Was ebenfalls nach wie vor offen bleibt, ist die Frage, wie man das Problem der Nachkalkulationen lösen will. Schließlich ist der Wunsch des Auftraggebers nach Zusatzfeatures im Anschluß an die Erstpräsentation nix ungewöhnliches – diese können aber naturgemäß nicht in der ursprünglichen Kalkulation enthalten sein. Mit der Aufteilung eines Projektes in Subprojekte oder Milestones könnte aber auch das Problem gelöst werden.

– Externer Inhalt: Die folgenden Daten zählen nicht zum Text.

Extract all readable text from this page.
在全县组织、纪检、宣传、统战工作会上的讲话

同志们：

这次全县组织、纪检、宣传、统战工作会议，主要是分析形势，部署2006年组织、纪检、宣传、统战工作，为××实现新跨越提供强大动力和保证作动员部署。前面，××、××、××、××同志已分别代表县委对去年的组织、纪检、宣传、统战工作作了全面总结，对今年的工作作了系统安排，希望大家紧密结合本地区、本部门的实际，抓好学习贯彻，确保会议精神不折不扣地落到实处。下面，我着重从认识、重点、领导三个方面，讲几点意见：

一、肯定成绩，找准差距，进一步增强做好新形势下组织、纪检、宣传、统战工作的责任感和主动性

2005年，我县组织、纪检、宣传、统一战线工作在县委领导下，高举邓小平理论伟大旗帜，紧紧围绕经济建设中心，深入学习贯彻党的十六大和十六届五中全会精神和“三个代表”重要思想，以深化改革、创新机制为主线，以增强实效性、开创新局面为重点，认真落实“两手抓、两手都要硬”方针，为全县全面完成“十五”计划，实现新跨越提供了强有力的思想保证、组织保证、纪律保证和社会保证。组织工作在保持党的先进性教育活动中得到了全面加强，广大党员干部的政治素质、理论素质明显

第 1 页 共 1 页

Weiterer offener Kritikpunkt: ich verstehe, daß jeder von uns leben will. Soll jedemann sein Geld verdienen, dann gehts uns allen gut. Trotz alldem halte ich 15% pauschale Vermittlungsprovision für zu hoch gegriffen, da der Markt in den letzten Jahren immer dichter geworden ist. Wer heute im realen Leben einen Kostenvoranschlag abgibt, der um 15% über dem des Mitbewerbs liegt, muß schon sehr gut argumentieren, um den Auftrag an Land zu ziehen. Und natürlich wissen auch die Auftraggeber auf Rentaprofi.at, daß jegliche Dienstleistungen hier um 15% teurer als am freien Markt sind (bzw. sein müssen). Bei kleinen Projekten werden 100 Euro auf oder ab egal sein – bei Großprojekten wird sichs ein Auftraggeber überlegen, ob er 1000 oder 2000 Euro mehr zahlt, als wenn er sich selber um einen Dienstleister umsieht (das wären immerhin auch zwei Wochen Urlaub!). Möglicherweise sollte man überlegen, den Prozentsatz zu staffeln oder die Summe nach oben hin zu deckeln. Sonst gibts auf absehbare Zeit nur Pipifax-Projekte auf Rentaprofi.at – und alles größere wandert ab oder wird direkt vergeben.
Ich werde jedenfalls die Entwicklung der Plattform Rentaprofi.at weiter verfolgen und gegebenenfalls neu drüber berichten. Wie gesagt: von der Idee her OK, an der Umsetzung haperts noch etwas.
Update 1.11.2006: offenbar sind die angeführten Kritikpunkte nicht nur mir aufgefallen. Nach nur wenigen Projekten, die überhaupt in die Datenbank eingetragen wurden, hat sich Rentaprofi.at nach nur wenigen Monaten wieder vom Markt verabschiedet. Die Domain ist seit einiger Zeit wieder frei zu haben.